M. André Vallini attire l'attention de M. le ministre de l'Europe et des affaires étrangères au sujet de la déclaration de la commission nationale consultative des droits de l'homme (CNCDH), adoptée le 24 juin 2021, pour un engagement politique ambitieux à la hauteur des enjeux humanitaires concernant les armes explosives utilisées en zones peuplées.
Au vu de la mobilisation internationale pour l'adoption d'une déclaration politique visant à mettre fin à l'utilisation d'armes explosives en zones peuplées, la CNCDH a émis plusieurs recommandations aux autorités françaises. En effet, la France fait partie des États réticents à l'égard de cette déclaration politique, considérant que le respect du droit international humanitaire est suffisant et peut permettre un emploi légitime de ces armes.

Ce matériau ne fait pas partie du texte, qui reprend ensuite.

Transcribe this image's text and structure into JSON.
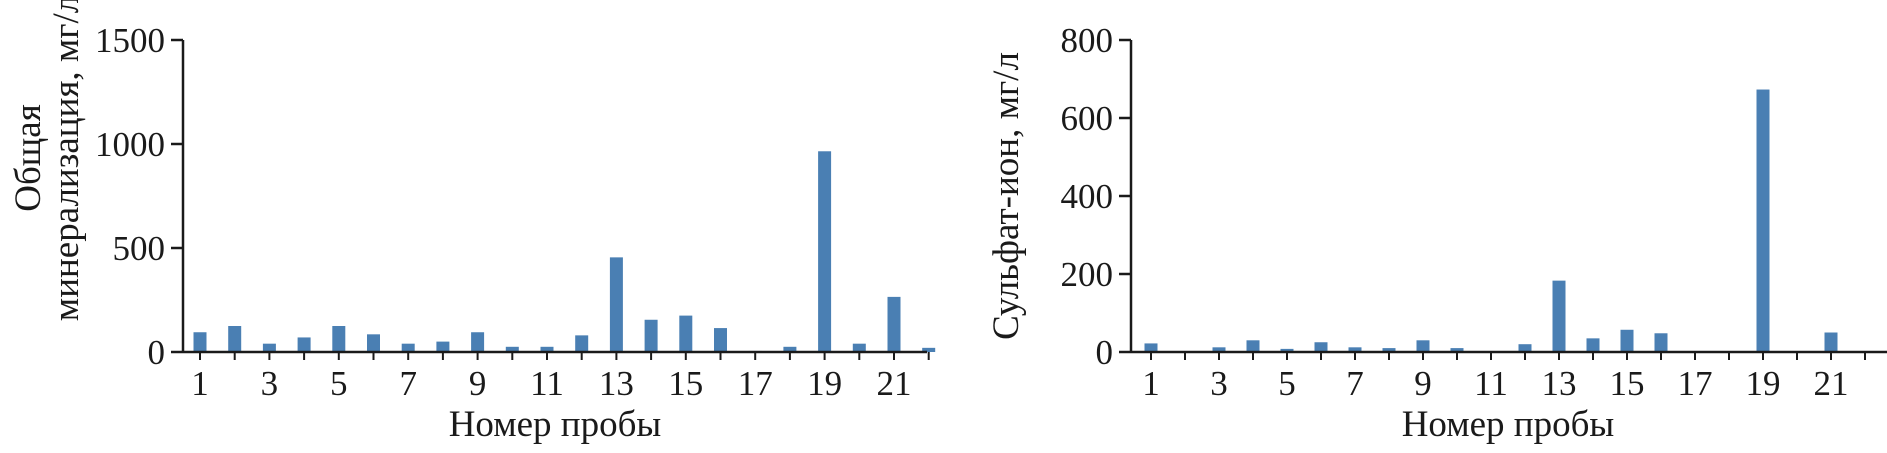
{
  "chart_data": [
    {
      "type": "bar",
      "title": "",
      "xlabel": "Номер пробы",
      "ylabel_lines": [
        "Общая",
        "минерализация, мг/л"
      ],
      "ylim": [
        0,
        1500
      ],
      "yticks": [
        0,
        500,
        1000,
        1500
      ],
      "categories": [
        1,
        2,
        3,
        4,
        5,
        6,
        7,
        8,
        9,
        10,
        11,
        12,
        13,
        14,
        15,
        16,
        17,
        18,
        19,
        20,
        21,
        22
      ],
      "xtick_labels": [
        "1",
        "3",
        "5",
        "7",
        "9",
        "11",
        "13",
        "15",
        "17",
        "19",
        "21"
      ],
      "values": [
        95,
        125,
        40,
        70,
        125,
        85,
        40,
        50,
        95,
        25,
        25,
        80,
        455,
        155,
        175,
        115,
        5,
        25,
        965,
        40,
        265,
        20
      ],
      "color": "#4a7fb3"
    },
    {
      "type": "bar",
      "title": "",
      "xlabel": "Номер пробы",
      "ylabel_lines": [
        "Сульфат-ион, мг/л"
      ],
      "ylim": [
        0,
        800
      ],
      "yticks": [
        0,
        200,
        400,
        600,
        800
      ],
      "categories": [
        1,
        2,
        3,
        4,
        5,
        6,
        7,
        8,
        9,
        10,
        11,
        12,
        13,
        14,
        15,
        16,
        17,
        18,
        19,
        20,
        21,
        22
      ],
      "xtick_labels": [
        "1",
        "3",
        "5",
        "7",
        "9",
        "11",
        "13",
        "15",
        "17",
        "19",
        "21"
      ],
      "values": [
        22,
        0,
        12,
        30,
        8,
        25,
        12,
        10,
        30,
        10,
        2,
        20,
        183,
        35,
        57,
        48,
        0,
        2,
        673,
        0,
        50,
        0
      ],
      "color": "#4a7fb3"
    }
  ]
}
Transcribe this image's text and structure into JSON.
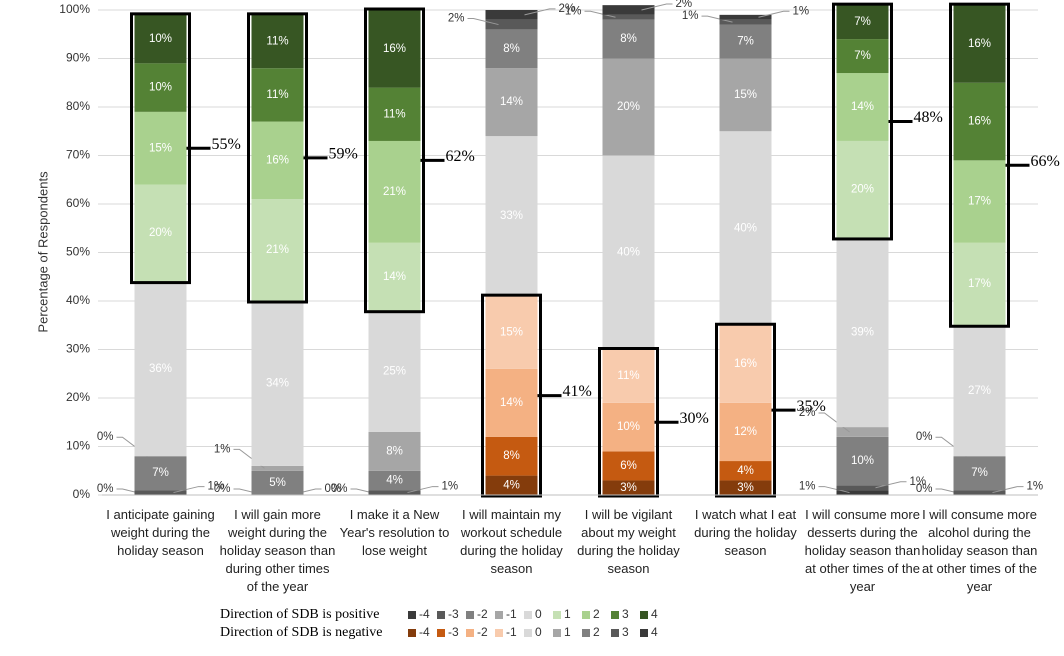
{
  "chart_data": {
    "type": "stacked_bar",
    "ylabel": "Percentage of Respondents",
    "categories": [
      "I anticipate gaining weight during the holiday season",
      "I will gain more weight during the holiday season than during other times of the year",
      "I make it a New Year's resolution to lose weight",
      "I will maintain my workout schedule during the holiday season",
      "I will be vigilant about my weight during the holiday season",
      "I watch what I eat during the holiday season",
      "I will consume more desserts during the holiday season than at other times of the year",
      "I will consume more alcohol during the holiday season than at other times of the year"
    ],
    "series": [
      {
        "name": "-4",
        "values": [
          0,
          0,
          0,
          4,
          3,
          3,
          1,
          0
        ],
        "value_labels": [
          "0%",
          "0%",
          "0%",
          "4%",
          "3%",
          "3%",
          "1%",
          "0%"
        ]
      },
      {
        "name": "-3",
        "values": [
          1,
          0,
          1,
          8,
          6,
          4,
          1,
          1
        ],
        "value_labels": [
          "1%",
          "0%",
          "1%",
          "8%",
          "6%",
          "4%",
          "1%",
          "1%"
        ]
      },
      {
        "name": "-2",
        "values": [
          7,
          5,
          4,
          14,
          10,
          12,
          10,
          7
        ],
        "value_labels": [
          "7%",
          "5%",
          "4%",
          "14%",
          "10%",
          "12%",
          "10%",
          "7%"
        ]
      },
      {
        "name": "-1",
        "values": [
          0,
          1,
          8,
          15,
          11,
          16,
          2,
          0
        ],
        "value_labels": [
          "0%",
          "1%",
          "8%",
          "15%",
          "11%",
          "16%",
          "2%",
          "0%"
        ]
      },
      {
        "name": "0",
        "values": [
          36,
          34,
          25,
          33,
          40,
          40,
          39,
          27
        ],
        "value_labels": [
          "36%",
          "34%",
          "25%",
          "33%",
          "40%",
          "40%",
          "39%",
          "27%"
        ]
      },
      {
        "name": "1",
        "values": [
          20,
          21,
          14,
          14,
          20,
          15,
          20,
          17
        ],
        "value_labels": [
          "20%",
          "21%",
          "14%",
          "14%",
          "20%",
          "15%",
          "20%",
          "17%"
        ]
      },
      {
        "name": "2",
        "values": [
          15,
          16,
          21,
          8,
          8,
          7,
          14,
          17
        ],
        "value_labels": [
          "15%",
          "16%",
          "21%",
          "8%",
          "8%",
          "7%",
          "14%",
          "17%"
        ]
      },
      {
        "name": "3",
        "values": [
          10,
          11,
          11,
          2,
          1,
          1,
          7,
          16
        ],
        "value_labels": [
          "10%",
          "11%",
          "11%",
          "2%",
          "1%",
          "1%",
          "7%",
          "16%"
        ]
      },
      {
        "name": "4",
        "values": [
          10,
          11,
          16,
          2,
          2,
          1,
          7,
          16
        ],
        "value_labels": [
          "10%",
          "11%",
          "16%",
          "2%",
          "2%",
          "1%",
          "7%",
          "16%"
        ]
      }
    ],
    "legend": [
      {
        "title": "Direction of SDB is positive",
        "colors": [
          "#3a3a3a",
          "#595959",
          "#808080",
          "#a6a6a6",
          "#d9d9d9",
          "#c5e0b4",
          "#a9d18e",
          "#548235",
          "#375623"
        ]
      },
      {
        "title": "Direction of SDB is negative",
        "colors": [
          "#843c0c",
          "#c55a11",
          "#f4b183",
          "#f8cbad",
          "#d9d9d9",
          "#a6a6a6",
          "#808080",
          "#595959",
          "#3a3a3a"
        ]
      }
    ],
    "bar_group": [
      0,
      0,
      0,
      1,
      1,
      1,
      0,
      0
    ],
    "highlight_values": [
      55,
      59,
      62,
      41,
      30,
      35,
      48,
      66
    ],
    "highlight_labels": [
      "55%",
      "59%",
      "62%",
      "41%",
      "30%",
      "35%",
      "48%",
      "66%"
    ],
    "ylim": [
      0,
      100
    ],
    "yticks": [
      {
        "value": 0,
        "label": "0%"
      },
      {
        "value": 10,
        "label": "10%"
      },
      {
        "value": 20,
        "label": "20%"
      },
      {
        "value": 30,
        "label": "30%"
      },
      {
        "value": 40,
        "label": "40%"
      },
      {
        "value": 50,
        "label": "50%"
      },
      {
        "value": 60,
        "label": "60%"
      },
      {
        "value": 70,
        "label": "70%"
      },
      {
        "value": 80,
        "label": "80%"
      },
      {
        "value": 90,
        "label": "90%"
      },
      {
        "value": 100,
        "label": "100%"
      }
    ]
  }
}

Dans sa déclaration, la CNCDH exhorte la France de reconnaître sans équivoque les effets directs et indirects sur les populations touchées par l'utilisation de telles armes. Comme le réglemente le droit international humanitaire, la France se doit d'évaluer les dommages aux personnes et aux biens civils que peut causer l'usage de ces armes.
À ce stade du processus diplomatique, la déclaration politique reste en-deçà des attentes. Ladite commission demande ainsi au Gouvernement de prendre des engagements ambitieux face à l'urgence à agir et surtout de respecter ses engagements déjà pris antérieurement.
Il souhaite donc savoir comment le Gouvernement compte mettre en œuvre les recommandations de la CNCDH.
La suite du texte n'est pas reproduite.